August 13, 2018: JAMA Commentary Highlights the Value of Data Enclaves and Distributed Data Networks

In a JAMA Viewpoint published online last week, NIH Collaboratory investigator Dr. Richard Platt and colleague Dr. Tracy Lieu discuss the value of “data enclaves” to facilitate information sharing in support of research, quality improvement, and public health reporting.

Creating data enclaves allows health systems to share useful information from their clinical data without releasing the actual data. Data enclaves can be linked with each other in distributed data networks to create powerful resources for researchers and other analysts. The authors note that efforts to realize this vision must address concerns about protecting patients’ personal information, the costs and work required to make the data usable for analysis, and incentives for health systems to participate.

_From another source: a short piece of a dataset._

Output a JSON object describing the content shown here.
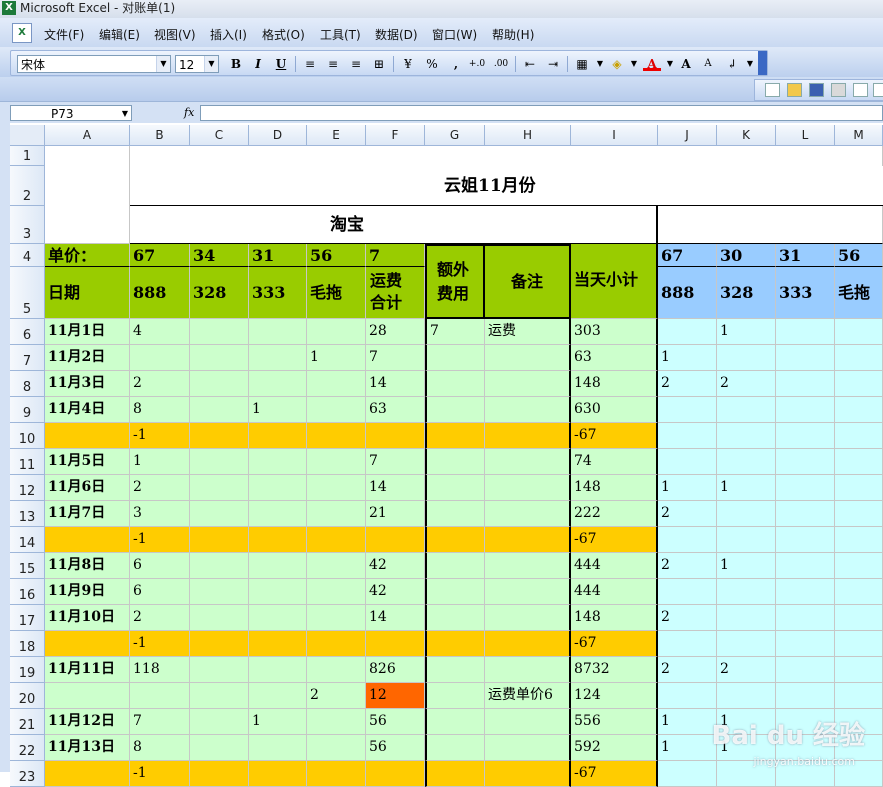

Dr. Platt is a cochair of the NIH Collaboratory’s Distributed Research Network, which uses a common data model that enables investigators to collaborate with each other in the use of electronic health data while safeguarding protected health information and proprietary data.

July 23, 2018: New Report Summarizes Patient-Reported Health Data and Metadata Standards in the ADAPTABLE Trial

A new report in the Living Textbook describes results of a literature review of data standards and metadata standards for variables of interest to the ADAPTABLE trial. Based on the review, the authors recommend standards for ADAPTABLE, also known as the Aspirin Study, which is the first major randomized comparative effectiveness trial to be conducted by the National Patient-Centered Clinical Research Network (PCORnet). The trial aims to identify the optimal dose of aspirin therapy for secondary prevention in atherosclerotic cardiovascular disease.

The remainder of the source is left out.